Hoaks, menurut Kamus Besar Bahasa Indonesia adalah sering dipahami sebagai berita bohong, berita tidak bersumber. Hoaks merupakan rangkaian informasi yang memang sengaja disesatkan, namun “dijual” sebagai kebenaran (Silverman, Craig.2015). Hoaks dapat menimbulkan kekacauan bahkan berpotensi menghancurkan sebuah peradaban bangsa. Namun, meskipun manusia telah tahu dan mengerti dampak buruk dari hoaks, tetap saja menggandrunginya. 

Kebalikan dari hoaks adalah berita benar berdasar fakta dan data. Dengan sumber kebenaran maka kita bisa menghasilkan karya yang baik, berguna bagi kehidupan. Berita menyesatkan berujung pada kekacauan dan bencana, sebaliknya kebenaran mengantar kita pada segala sesuatu yang baik.
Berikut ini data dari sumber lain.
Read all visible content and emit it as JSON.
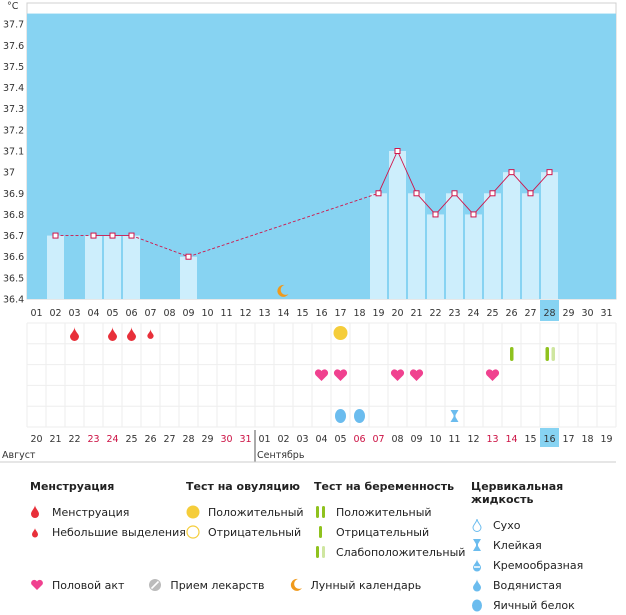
{
  "chart_data": {
    "type": "line",
    "ylabel": "°C",
    "ylim": [
      36.4,
      37.8
    ],
    "y_ticks": [
      "37.7",
      "37.6",
      "37.5",
      "37.4",
      "37.3",
      "37.2",
      "37.1",
      "37",
      "36.9",
      "36.8",
      "36.7",
      "36.6",
      "36.5",
      "36.4"
    ],
    "cycle_days": [
      "01",
      "02",
      "03",
      "04",
      "05",
      "06",
      "07",
      "08",
      "09",
      "10",
      "11",
      "12",
      "13",
      "14",
      "15",
      "16",
      "17",
      "18",
      "19",
      "20",
      "21",
      "22",
      "23",
      "24",
      "25",
      "26",
      "27",
      "28",
      "29",
      "30",
      "31"
    ],
    "calendar_dates": [
      {
        "d": "20",
        "red": false
      },
      {
        "d": "21",
        "red": false
      },
      {
        "d": "22",
        "red": false
      },
      {
        "d": "23",
        "red": true
      },
      {
        "d": "24",
        "red": true
      },
      {
        "d": "25",
        "red": false
      },
      {
        "d": "26",
        "red": false
      },
      {
        "d": "27",
        "red": false
      },
      {
        "d": "28",
        "red": false
      },
      {
        "d": "29",
        "red": false
      },
      {
        "d": "30",
        "red": true
      },
      {
        "d": "31",
        "red": true
      },
      {
        "d": "01",
        "red": false
      },
      {
        "d": "02",
        "red": false
      },
      {
        "d": "03",
        "red": false
      },
      {
        "d": "04",
        "red": false
      },
      {
        "d": "05",
        "red": false
      },
      {
        "d": "06",
        "red": true
      },
      {
        "d": "07",
        "red": true
      },
      {
        "d": "08",
        "red": false
      },
      {
        "d": "09",
        "red": false
      },
      {
        "d": "10",
        "red": false
      },
      {
        "d": "11",
        "red": false
      },
      {
        "d": "12",
        "red": false
      },
      {
        "d": "13",
        "red": true
      },
      {
        "d": "14",
        "red": true
      },
      {
        "d": "15",
        "red": false
      },
      {
        "d": "16",
        "red": false
      },
      {
        "d": "17",
        "red": false
      },
      {
        "d": "18",
        "red": false
      },
      {
        "d": "19",
        "red": false
      }
    ],
    "months": [
      {
        "name": "Август",
        "start_day": 1
      },
      {
        "name": "Сентябрь",
        "start_day": 13
      }
    ],
    "highlight_day": 28,
    "series": [
      {
        "points": [
          {
            "day": 2,
            "temp": 36.7
          },
          {
            "day": 4,
            "temp": 36.7
          },
          {
            "day": 5,
            "temp": 36.7
          },
          {
            "day": 6,
            "temp": 36.7
          },
          {
            "day": 9,
            "temp": 36.6
          },
          {
            "day": 19,
            "temp": 36.9
          },
          {
            "day": 20,
            "temp": 37.1
          },
          {
            "day": 21,
            "temp": 36.9
          },
          {
            "day": 22,
            "temp": 36.8
          },
          {
            "day": 23,
            "temp": 36.9
          },
          {
            "day": 24,
            "temp": 36.8
          },
          {
            "day": 25,
            "temp": 36.9
          },
          {
            "day": 26,
            "temp": 37.0
          },
          {
            "day": 27,
            "temp": 36.9
          },
          {
            "day": 28,
            "temp": 37.0
          }
        ]
      }
    ],
    "moon_day": 14,
    "markers": {
      "menstruation": [
        3,
        5,
        6
      ],
      "light_bleeding": [
        7
      ],
      "ovulation_positive": [
        17
      ],
      "pregnancy_positive": [
        26
      ],
      "pregnancy_weak_positive": [
        28
      ],
      "intercourse": [
        16,
        17,
        20,
        21,
        25
      ],
      "cervical_sticky": [
        23
      ],
      "cervical_egg_white": [
        17,
        18
      ]
    }
  },
  "legend": {
    "menstruation": {
      "title": "Менструация",
      "items": [
        "Менструация",
        "Небольшие выделения"
      ]
    },
    "ovulation": {
      "title": "Тест на овуляцию",
      "items": [
        "Положительный",
        "Отрицательный"
      ]
    },
    "pregnancy": {
      "title": "Тест на беременность",
      "items": [
        "Положительный",
        "Отрицательный",
        "Слабоположительный"
      ]
    },
    "cervical": {
      "title": "Цервикальная жидкость",
      "items": [
        "Сухо",
        "Клейкая",
        "Кремообразная",
        "Водянистая",
        "Яичный белок"
      ]
    },
    "other": {
      "intercourse": "Половой акт",
      "medication": "Прием лекарств",
      "moon": "Лунный календарь"
    }
  },
  "colors": {
    "plot_bg": "#87d3f2",
    "bar": "#cdeefc",
    "line": "#d0144a",
    "marker_red": "#e8303a",
    "heart": "#f0418f",
    "ovulation": "#f5cd3a",
    "pregnancy": "#8fc21e",
    "cervical": "#6bbcee",
    "moon": "#f09a1c"
  }
}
Natal adalah saat Allah menyatakan kebenaran di dalam Kristus; Sang Firman yang hidup! “Pada mulanya adalah Firman;…”, demikian Yohanes memulai Injilnya. Kalimat pembuka ini mengingatkan para pembacanya kepada awal mula penciptaan yang dimulai dengan, “Pada mulanya…”(Kejadian 1:1). Meskipun demikian ada yang berbeda. Yohanes 1:1 tidak mengenai awal mula karya penciptaan Allah, namun berbicara tentang keberadaan Firman yang kekal.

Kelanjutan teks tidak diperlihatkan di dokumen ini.